Lauren Groff, the American novelist and short story writer, set her latest book, Matrix, in an abbey during the 12th century.
But, speaking at the first event in the Autumn series of UEA Live (successor to the UEA Literary Festival), she said the book was as much about the present as it was about the past.
For Groff, a key issue that she wanted to engage with was climate change, something that means, she said, that humanity is “standing on a tremendous brink”.
“I didn’t want to write about love stories that are turning attention away from this very big thing, that is the biggest thing humans have ever faced,” she said.
“I don’t want to write about anything that’s not engaging with climate change. If I do that, I’m trying to find escapism … which is corrupt.”
If climate change is to be part of a novel, the obvious thing is to set it in the present day.
Groff, who lives in Florida and was despairing daily at the presidency of Donald Trump when she came to write her latest book, found, however, that she “couldn’t get enough distance to understand anything about the contemporary world”.
Yet how can you engage with the modern-day malaise of climate change in a novel that fictionalises events of hundreds of years ago?
It is not as difficult as might be imagined, Groff indicated: human effects on the climate have always been present, even when early people lit fires, so it is not the purely modern subject it first appears to be.
The long-held belief that our species has dominion over everything else on Earth is a source, she suggested, of our current problems.
“We’ve come to believe that means we can just crush everything,” she said. “That’s a source of a lot of why we’ve got to now. In this book I wanted to look back and try to find the source of where we’ve come to.”
Matrix centres on a real-life person, Marie de France, a poet who wrote in a dialect of French and who became an abbess.
Groff took her research for the novel seriously, spending several days at a Benedictine abbey in Connecticut, where she experienced “a very beautiful, very ceremonial kind of devotion”.
As well as being impressed by the forms of worship, Groff also enjoyed the “beautiful food”, including cheeses made by a nun who had researched for a PhD in cheesemaking.
There was also physical labour, namely chopping wood, where Groff was surrounded by elderly nuns in their habits who were happy to get stuck in with the work.
When writing Matrix, Groff had “so much fun” creating her own community of nuns, something she said was “the profoundest joy”.
While climate change is a key concern for Groff, her depiction of Marie touched on other contemporary issues, including sexuality and privilege.
“I don’t think you can be fully awake in the world without thinking about privilege, and mine is immense,” she told the event’s host, the novelist Dr Sara Taylor.

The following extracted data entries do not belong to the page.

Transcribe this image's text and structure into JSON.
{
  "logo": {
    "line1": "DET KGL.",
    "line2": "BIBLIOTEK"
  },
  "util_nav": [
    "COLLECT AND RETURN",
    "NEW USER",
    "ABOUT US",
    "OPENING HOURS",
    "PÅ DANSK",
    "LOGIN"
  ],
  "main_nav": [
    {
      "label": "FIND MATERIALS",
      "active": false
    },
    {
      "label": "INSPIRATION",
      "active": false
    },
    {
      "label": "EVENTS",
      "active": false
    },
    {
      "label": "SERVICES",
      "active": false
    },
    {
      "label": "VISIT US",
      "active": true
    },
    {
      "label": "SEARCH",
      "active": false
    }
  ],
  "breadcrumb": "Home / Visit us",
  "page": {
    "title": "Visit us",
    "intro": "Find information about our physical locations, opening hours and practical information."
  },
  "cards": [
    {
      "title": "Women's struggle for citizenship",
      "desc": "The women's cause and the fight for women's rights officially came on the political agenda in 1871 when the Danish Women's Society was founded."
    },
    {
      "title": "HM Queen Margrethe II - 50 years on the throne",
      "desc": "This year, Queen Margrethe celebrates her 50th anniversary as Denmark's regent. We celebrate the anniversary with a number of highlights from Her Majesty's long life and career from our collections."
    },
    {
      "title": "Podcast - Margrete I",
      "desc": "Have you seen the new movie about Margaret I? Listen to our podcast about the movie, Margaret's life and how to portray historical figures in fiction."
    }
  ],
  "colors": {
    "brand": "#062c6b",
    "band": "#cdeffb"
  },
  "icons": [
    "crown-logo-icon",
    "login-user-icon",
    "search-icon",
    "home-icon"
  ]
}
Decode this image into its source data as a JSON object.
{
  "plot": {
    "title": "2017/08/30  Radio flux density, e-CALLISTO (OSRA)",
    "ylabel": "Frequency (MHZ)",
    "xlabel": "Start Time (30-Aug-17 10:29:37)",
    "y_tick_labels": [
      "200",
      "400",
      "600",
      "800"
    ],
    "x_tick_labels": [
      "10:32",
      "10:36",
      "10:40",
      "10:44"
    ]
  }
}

“I’m a white woman in America with a great education and enough money to not worry where the next mortgage payment is going to come from. That in itself is a huge burden off my mind. It’s something I wrestle with.”
The Marie de France of Matrix is someone with privilege “deeply embedded” in her character, but is herself able to understand this. “I wanted her to be aware of it in a way that the actual Marie wasn’t aware, because she was a product of her time,” she said.